Do puszek w niedzielę trafiło mniej pieniędzy niż w roku ubiegłym. - Myślę, że jest to spowodowane pogodą. Było zimno po ulicach naszego miasta spacerowało niewiele osób - mówi Gizela Pijar, szefowa wąbrzeskiego sztabu.
Jednak stratę z puszek udało się nadrobić w trakcie finału w Wąbrzeskim Domu Kultury. W trakcie licytacji najdrożej został sprzedany fotel burmistrza Leszka Kawskiego. Za 1.400 zł wylicytował go Michał Niemyt, który już 23 stycznia na jeden dzień zostanie burmistrzem Wąbrzeźna.
Rekord padł również w sztabie, który mieścił się w Szkole Podstawowej w Łobdowie. Udało się nam zebrać 7.700 zł. To o 1.600 złotych więcej niż w ubiegłym roku - mówi Bernadeta Kolbusz, szefowa sztabu. Najdrożej sprzedanym gadżetem podczas licytacji była piłka nożna, którą kupiono za kwotę 210 zł.
Nieco niższą kwotę niż w ubiegłym roku zebrał sztab w Książkach. Na konto fundacji trafi 8075 zł i 18 groszy. Wolontariusze w swoich puszkach mili nieco ponad 2.800 zł. Podczas licytacji najdrożej sprzedano gadżety WOŚP: zegar za 450 zł i kubek termiczny za 320 zł.

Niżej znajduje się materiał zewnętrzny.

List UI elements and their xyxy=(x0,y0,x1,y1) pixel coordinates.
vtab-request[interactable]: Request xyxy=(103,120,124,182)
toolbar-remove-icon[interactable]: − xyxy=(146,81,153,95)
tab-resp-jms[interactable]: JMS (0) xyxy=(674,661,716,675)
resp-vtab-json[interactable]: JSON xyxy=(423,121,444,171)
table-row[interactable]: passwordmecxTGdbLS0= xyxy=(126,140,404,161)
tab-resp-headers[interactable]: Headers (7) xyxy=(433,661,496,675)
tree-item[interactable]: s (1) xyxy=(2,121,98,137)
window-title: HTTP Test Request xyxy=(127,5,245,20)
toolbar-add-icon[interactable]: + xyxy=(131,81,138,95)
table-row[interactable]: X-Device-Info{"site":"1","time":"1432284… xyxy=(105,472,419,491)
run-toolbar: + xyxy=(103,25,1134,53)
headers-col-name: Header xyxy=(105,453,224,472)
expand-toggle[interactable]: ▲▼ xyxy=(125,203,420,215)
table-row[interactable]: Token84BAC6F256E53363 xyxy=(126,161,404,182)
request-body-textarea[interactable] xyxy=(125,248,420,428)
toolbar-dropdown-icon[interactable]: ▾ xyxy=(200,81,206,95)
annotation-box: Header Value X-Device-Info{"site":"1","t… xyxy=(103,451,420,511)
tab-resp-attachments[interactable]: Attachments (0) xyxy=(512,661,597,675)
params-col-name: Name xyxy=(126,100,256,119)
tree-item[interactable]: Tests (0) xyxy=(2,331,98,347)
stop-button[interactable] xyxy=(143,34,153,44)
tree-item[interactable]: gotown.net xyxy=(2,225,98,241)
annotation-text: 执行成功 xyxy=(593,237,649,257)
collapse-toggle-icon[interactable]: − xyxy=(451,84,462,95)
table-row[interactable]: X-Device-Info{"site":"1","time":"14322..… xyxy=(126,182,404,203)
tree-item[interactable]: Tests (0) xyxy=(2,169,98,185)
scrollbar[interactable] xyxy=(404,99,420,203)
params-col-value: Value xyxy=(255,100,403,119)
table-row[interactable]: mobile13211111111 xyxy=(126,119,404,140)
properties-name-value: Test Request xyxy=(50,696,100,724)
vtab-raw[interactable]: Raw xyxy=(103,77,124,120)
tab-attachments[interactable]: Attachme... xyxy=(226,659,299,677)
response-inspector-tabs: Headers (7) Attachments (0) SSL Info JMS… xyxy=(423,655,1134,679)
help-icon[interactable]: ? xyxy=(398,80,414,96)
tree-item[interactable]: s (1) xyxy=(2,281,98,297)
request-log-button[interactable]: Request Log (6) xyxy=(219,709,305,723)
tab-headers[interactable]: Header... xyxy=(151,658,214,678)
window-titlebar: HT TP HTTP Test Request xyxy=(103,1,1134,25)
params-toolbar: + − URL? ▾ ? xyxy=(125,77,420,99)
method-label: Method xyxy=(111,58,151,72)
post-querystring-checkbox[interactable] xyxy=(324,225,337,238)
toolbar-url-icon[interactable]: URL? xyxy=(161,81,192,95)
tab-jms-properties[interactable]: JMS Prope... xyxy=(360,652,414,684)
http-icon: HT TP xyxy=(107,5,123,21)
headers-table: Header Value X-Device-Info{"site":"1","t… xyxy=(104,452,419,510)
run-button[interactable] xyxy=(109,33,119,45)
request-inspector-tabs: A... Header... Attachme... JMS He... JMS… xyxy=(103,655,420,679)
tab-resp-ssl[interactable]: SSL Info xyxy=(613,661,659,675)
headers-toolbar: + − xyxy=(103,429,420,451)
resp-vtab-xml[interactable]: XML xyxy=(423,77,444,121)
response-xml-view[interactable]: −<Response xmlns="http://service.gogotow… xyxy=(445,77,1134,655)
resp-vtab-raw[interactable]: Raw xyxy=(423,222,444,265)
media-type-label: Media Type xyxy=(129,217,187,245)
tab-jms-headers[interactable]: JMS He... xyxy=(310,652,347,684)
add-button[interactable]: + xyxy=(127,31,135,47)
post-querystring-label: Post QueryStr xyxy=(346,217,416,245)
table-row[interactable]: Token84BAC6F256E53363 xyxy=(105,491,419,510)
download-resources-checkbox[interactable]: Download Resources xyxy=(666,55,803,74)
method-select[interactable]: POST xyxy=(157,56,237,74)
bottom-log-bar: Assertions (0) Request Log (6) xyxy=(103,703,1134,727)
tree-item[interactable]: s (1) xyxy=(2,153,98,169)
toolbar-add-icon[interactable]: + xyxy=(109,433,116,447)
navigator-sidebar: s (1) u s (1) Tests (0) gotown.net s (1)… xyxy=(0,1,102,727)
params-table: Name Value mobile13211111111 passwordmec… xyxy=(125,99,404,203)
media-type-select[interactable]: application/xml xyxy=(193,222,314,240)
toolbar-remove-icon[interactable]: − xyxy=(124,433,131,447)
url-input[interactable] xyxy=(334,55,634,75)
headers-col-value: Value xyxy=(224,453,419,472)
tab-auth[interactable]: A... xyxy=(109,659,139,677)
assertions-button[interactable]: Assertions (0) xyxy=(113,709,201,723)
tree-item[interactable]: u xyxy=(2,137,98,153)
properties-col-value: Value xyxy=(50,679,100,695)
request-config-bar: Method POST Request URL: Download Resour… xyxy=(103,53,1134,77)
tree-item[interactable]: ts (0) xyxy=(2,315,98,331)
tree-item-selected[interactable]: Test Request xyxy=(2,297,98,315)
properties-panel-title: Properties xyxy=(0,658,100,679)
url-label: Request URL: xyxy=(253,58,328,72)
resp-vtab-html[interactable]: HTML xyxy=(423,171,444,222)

Natomiast w sztabie mieszczącym się w budynku szkoły w Nowej Wsi Królewskiej zebrano 11 tys. 454 zł i 7 groszy.
Z kwesty w miejscowościach gminy Płużnica zebrano ponad 6 tys. zł. Najdrożej sprzedano koszulki WOŚP obie po 200 zł i obraz również za 200 złotych.